| Thursday, 13 September 2012 23:18
|By Bernard James
The Citizen Reporter
Dar es Salaam.
The dark cloud hovering over the Judiciary has taken a new twist, following a call by the lawyers’ umbrella outfit, TLS, for a presidential enquiry into allegations that some judges are professionally sub-standard and ethically unsuitable.The TLS president, Mr Francis Stolla, says the society has resolved to seek President Jakaya Kikwete’s intervention, to restore public confidence in the third pillar of the State triumvirate whose other components are the Executive and Legislature.
He was speaking to The Citizen exclusively, against the backdrop of allegations and misgivings that have been consistently gathering tempo within and outside parliament, that some individuals appointed as judges lacked the criteria for the sensitive post.
Some court of appeal judges are rated so lowly that critics charge they are unfit to serve even as resident magistrates, making the need for formation of a presidential enquiry into the issue, Mr Stolla said.
The first salvo was fired by Shadow minister for Justice and Constitutional Affairs Tundu Lissu in parliament last month, by remarking that some people who had committed serious crimes had been appointed judges.
The fiery legislator, a professional lawyer, added that some of those elevated to the positions had never gone anywhere near judges’ chambers previously, and were thus unqualified.
He reinforced his claim by citing Court of Appeal judge Mbarouk Mbarouk as an illustrative case, charging that he lacked the requisite academic qualifications spelled out in the Constitution.

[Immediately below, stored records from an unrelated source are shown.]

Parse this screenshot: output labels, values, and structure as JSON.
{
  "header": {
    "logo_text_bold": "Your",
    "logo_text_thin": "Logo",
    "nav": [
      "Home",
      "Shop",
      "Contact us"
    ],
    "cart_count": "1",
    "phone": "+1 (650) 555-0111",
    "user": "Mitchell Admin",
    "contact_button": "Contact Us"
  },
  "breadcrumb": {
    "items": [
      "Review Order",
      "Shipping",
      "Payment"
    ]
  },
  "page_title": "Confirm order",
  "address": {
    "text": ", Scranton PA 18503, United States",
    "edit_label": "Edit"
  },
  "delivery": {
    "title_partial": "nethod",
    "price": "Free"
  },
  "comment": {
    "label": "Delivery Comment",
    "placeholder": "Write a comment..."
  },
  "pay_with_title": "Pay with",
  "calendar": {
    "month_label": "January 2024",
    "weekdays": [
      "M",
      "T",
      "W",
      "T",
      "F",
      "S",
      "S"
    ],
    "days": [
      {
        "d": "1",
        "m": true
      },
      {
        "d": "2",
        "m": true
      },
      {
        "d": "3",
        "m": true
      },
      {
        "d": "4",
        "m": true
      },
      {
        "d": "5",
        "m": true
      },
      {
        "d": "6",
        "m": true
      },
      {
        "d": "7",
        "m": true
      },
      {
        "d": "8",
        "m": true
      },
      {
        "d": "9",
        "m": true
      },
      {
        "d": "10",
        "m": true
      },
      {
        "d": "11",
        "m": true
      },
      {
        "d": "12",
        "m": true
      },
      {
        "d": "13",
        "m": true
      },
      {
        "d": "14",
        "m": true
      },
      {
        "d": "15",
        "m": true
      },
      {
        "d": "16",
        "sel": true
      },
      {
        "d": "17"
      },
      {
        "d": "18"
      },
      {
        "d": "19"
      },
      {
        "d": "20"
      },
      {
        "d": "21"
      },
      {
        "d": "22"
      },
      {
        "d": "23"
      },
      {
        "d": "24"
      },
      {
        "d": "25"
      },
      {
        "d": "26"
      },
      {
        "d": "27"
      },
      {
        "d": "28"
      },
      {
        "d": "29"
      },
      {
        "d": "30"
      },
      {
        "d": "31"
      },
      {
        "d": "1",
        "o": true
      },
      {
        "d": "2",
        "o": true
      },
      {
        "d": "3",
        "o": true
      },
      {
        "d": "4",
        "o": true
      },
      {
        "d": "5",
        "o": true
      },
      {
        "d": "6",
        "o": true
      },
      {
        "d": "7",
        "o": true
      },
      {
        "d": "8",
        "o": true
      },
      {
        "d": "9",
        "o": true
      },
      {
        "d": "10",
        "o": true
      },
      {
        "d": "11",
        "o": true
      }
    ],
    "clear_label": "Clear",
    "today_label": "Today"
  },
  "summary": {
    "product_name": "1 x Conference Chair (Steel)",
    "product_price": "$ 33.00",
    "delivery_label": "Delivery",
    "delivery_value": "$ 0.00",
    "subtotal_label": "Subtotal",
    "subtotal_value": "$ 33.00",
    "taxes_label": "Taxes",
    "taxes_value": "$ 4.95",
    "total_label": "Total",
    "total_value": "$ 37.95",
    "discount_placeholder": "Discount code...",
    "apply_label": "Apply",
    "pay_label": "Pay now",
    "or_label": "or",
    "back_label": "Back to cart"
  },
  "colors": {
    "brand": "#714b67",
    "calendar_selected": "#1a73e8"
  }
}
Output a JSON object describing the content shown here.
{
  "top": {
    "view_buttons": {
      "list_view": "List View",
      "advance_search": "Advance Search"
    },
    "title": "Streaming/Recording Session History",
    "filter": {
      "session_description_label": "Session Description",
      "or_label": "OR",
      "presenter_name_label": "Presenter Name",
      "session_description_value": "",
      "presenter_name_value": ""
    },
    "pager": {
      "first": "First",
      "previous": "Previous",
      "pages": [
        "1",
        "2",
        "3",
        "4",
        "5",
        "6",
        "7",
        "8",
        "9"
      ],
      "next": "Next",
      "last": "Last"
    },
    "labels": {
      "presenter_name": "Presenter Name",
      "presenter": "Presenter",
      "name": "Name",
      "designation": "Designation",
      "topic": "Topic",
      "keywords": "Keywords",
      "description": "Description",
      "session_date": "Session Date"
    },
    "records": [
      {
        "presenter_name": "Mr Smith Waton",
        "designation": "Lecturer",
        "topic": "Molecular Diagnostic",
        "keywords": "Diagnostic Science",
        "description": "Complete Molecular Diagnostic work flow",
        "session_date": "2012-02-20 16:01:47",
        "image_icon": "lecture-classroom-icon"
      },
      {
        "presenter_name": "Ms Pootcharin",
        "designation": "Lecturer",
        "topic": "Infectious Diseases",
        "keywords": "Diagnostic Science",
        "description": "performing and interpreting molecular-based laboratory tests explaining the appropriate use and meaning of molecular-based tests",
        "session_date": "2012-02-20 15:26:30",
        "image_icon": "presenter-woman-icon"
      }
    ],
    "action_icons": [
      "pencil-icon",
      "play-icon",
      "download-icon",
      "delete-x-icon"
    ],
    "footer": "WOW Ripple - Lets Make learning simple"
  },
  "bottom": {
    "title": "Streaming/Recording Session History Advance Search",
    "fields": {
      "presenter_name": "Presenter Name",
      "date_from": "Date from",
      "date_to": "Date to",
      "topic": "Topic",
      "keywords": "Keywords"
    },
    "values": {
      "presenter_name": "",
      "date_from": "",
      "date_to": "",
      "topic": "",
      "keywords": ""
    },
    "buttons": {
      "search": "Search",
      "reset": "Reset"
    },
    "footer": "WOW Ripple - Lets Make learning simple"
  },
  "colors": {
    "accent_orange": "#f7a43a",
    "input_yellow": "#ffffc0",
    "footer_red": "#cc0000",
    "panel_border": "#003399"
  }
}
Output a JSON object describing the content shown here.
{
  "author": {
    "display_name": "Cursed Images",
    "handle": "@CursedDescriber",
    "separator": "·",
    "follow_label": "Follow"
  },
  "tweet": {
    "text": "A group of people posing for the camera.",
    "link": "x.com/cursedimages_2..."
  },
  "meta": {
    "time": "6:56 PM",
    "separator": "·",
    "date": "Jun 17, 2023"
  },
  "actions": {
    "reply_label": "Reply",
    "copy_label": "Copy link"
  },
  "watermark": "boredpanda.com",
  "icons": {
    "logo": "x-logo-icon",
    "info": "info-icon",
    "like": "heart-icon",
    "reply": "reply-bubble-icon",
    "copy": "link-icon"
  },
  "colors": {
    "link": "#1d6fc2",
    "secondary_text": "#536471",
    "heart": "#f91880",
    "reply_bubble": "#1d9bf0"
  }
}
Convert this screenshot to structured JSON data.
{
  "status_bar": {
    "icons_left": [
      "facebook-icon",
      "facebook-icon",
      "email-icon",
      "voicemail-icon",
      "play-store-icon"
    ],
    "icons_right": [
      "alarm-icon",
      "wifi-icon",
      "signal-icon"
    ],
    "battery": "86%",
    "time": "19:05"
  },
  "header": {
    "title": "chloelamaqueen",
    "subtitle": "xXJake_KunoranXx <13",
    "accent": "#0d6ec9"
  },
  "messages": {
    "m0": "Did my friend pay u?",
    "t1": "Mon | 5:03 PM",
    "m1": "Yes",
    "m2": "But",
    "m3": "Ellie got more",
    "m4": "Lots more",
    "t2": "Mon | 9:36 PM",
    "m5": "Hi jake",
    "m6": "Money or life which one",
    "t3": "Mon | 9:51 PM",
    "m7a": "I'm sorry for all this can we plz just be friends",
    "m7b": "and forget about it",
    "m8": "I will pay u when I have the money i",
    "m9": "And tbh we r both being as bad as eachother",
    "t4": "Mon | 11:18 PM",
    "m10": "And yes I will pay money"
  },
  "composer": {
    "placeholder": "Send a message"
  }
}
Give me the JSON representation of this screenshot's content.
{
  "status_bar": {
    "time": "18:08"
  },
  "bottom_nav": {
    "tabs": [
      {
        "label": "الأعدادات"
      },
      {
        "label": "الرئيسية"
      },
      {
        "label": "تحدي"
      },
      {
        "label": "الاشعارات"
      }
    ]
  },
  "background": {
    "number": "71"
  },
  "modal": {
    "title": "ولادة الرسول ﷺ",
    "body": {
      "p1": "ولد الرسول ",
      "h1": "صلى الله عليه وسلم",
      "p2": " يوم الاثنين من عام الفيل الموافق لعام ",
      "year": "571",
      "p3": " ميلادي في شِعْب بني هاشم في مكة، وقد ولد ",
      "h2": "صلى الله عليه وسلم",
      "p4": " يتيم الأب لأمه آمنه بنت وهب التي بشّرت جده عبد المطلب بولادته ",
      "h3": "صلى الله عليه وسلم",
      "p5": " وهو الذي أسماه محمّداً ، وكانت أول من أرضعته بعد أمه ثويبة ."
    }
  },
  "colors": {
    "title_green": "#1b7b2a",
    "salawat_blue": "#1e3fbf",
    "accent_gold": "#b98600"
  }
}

Mr Lissu characterised Mbarouk’s appointment “the greatest attack on the integrity of the judiciary.”
In its first public reaction on the charges, TLS said: “We, as the people who have the duty to protect and assist the public in all matters touching on the administration of justice in Tanzania, have agreed to write to the President and Chief Justice, to notify them that the public is worried about this situation,” Mr Stolla said.
He noted that the decision was reached at a recent meeting of the governing council of the mainland’s bar associations. “We adviced the appointing authority (the president) to relieve from duty a judge who lacks qualifications if it is so proved,” he said.
The move comes amid reports that some people and organisations who had their cases presided over and for which verdicts were pronounced by Justice Mbarouk were planning to seek declarations that the verdicts were null and void.
A source has confided to The Citizen that at least seven people are consulting lawyers in a bid to have decisions in their cases presided by Justice Mbarouk declared invalid.
According to article 109 (7) of the Constitution, a person may only be appointed Judge of the High Court if he or she has “special qualifications”, including a degree in law from a university recognised by the accreditation authority in Tanzania.
TLS, according to Mr Stolla, has not conducted research to prove Lissu’s allegations on judges and said it would not be easy to give its position on the integrity and qualifications of each judge.
He remarked however: “But as a matter of principle, if it is true that Mbarouks lacks a first degree in Law, it means that he did not deserve appointment as a judge.”
It is on record that TLS had in 2008 petitioned then Chief Justice Augustino Ramadhani with a list of six concerns which they wanted him to urgently address.
One of the concerns was to remove Justice Mbarouk from office for not having academic qualifications for appointment as a judge of the High Court. TLS in its petition to former Chief Justice Ramadhani claimed that Justice Mbarouk only holds a diploma in law. Justice Mbarouk is now judge of the Court of Appeal.
It was claimed by Lissu that people who may have committed serious crimes such as bribery or forgery of personal records in order to qualify for appointment had been appointed judges.On the ethical side of the allegations, Mr Stolla feels that time has come for the President to form a special tribunal to investigate allegations of misconduct.
Under article 110A of the Constitution, the president cannot remove a judge but can appoint a special tribunal to investigate allegations of indiscipline and misconduct of judges.
Pressure for action over credibility and validity of appointment of some judges gained tempo at the recent annual conference of TLS when Mr Lissu urged lawyers to demand an independent and transparent investigation on “why things were allowed to go so horribly wrong for so long.”
Presenting a paper, the outspoken Singida East MP told the well attended conference: “Our aid to the judicature’s grave diggers’ now consists in our silence, our fear to speak out and thereby risk our petty privileges, our cowardice in the face of the flooding of our judiciary with judicial mediocrity,” he said.
The Principal Judge Fakihi Jundu was among four judges whom Lissu told Parliament was appointed and performed duties of a judge contrary to the Constitution, thus compromising the integrity of the Judiciary.
According to Lissu, the principal judge was given a contract to serve as a judge contrary to the Constitution which only provides for tenured judges.
Last week, Justice Jundu told The Citizen that Lissu was not an institution in himself but the parliament where the allegations were made. “I will never fall into the trap of arguing with an individual and I leave the matter for the parliament to act,” he said.